On 03/15/2013 09:17 AM, Andreas Gal wrote:
> We did some research work on this for JIT compilers way back at UCI as part of my thesis. This was 5 years ago and the architecture world was different, and this was focused on x86, but the rough result was that on x86 all that matters is scheduling division and memory access. The rest was irrelevant. The hardware can see much further ahead in the dynamic instruction stream than you can easily do in software, especially when compiling under time pressure (its a JIT!).

This basically matches my knowledge from a compiler class I took around the same time. Someone took the test programs we were to compile and did a ton of hand-scheduling of things (to decide which optimizations we should implement in the limited time we had) and found it didn't make any difference at all to ultimate speed.

I don't know anything about ARM capabilities now, but to the extent ARM chips aren't as smart, I'd want to know what the chances are that newer ARM chips will be smarter in this regard, before spending a lot of time on instruction scheduling.

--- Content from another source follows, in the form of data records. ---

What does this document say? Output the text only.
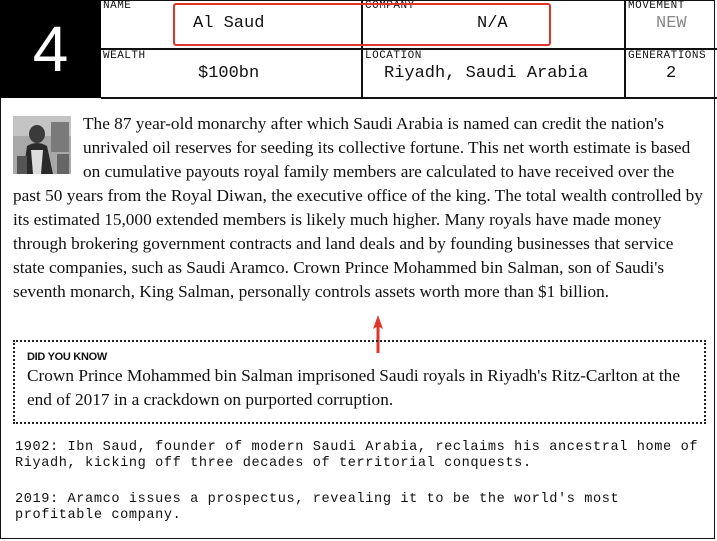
4
NAME
Al Saud
COMPANY
N/A
MOVEMENT
NEW
WEALTH
$100bn
LOCATION
Riyadh, Saudi Arabia
GENERATIONS
2

The 87 year-old monarchy after which Saudi Arabia is named can credit the nation's unrivaled oil reserves for seeding its collective fortune. This net worth estimate is based on cumulative payouts royal family members are calculated to have received over the past 50 years from the Royal Diwan, the executive office of the king. The total wealth controlled by its estimated 15,000 extended members is likely much higher. Many royals have made money through brokering government contracts and land deals and by founding businesses that service state companies, such as Saudi Aramco. Crown Prince Mohammed bin Salman, son of Saudi's seventh monarch, King Salman, personally controls assets worth more than $1 billion.

DID YOU KNOW
Crown Prince Mohammed bin Salman imprisoned Saudi royals in Riyadh's Ritz-Carlton at the end of 2017 in a crackdown on purported corruption.

1902: Ibn Saud, founder of modern Saudi Arabia, reclaims his ancestral home of Riyadh, kicking off three decades of territorial conquests.

2019: Aramco issues a prospectus, revealing it to be the world's most profitable company.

There seems to be a lot of other low-hanging fruit we should pick first, even if it were valuable on ARM.

Jeff

Ting-Yuan Huang

unread,

Mar 18, 2013, 4:26:23 AM3/18/13

to Jeff Walden, dev-tech-js-en...@lists.mozilla.org

Thanks for the explanation! Sounds like that those dynamic techniques (out of order execution, register renaming, etc.) dominated the static scheduler in compiler, especially on beasts like x86.

AFAIK, ARM introduced ooo and register renaming to cortex-a9, but I've no idea how effective it is. I can do some experiments on various ARM CPUs if needed.

BTW, could you please suggest some low-hanging fruit? :-) Before this thread I used to think of an instruction scheduler a big fruit.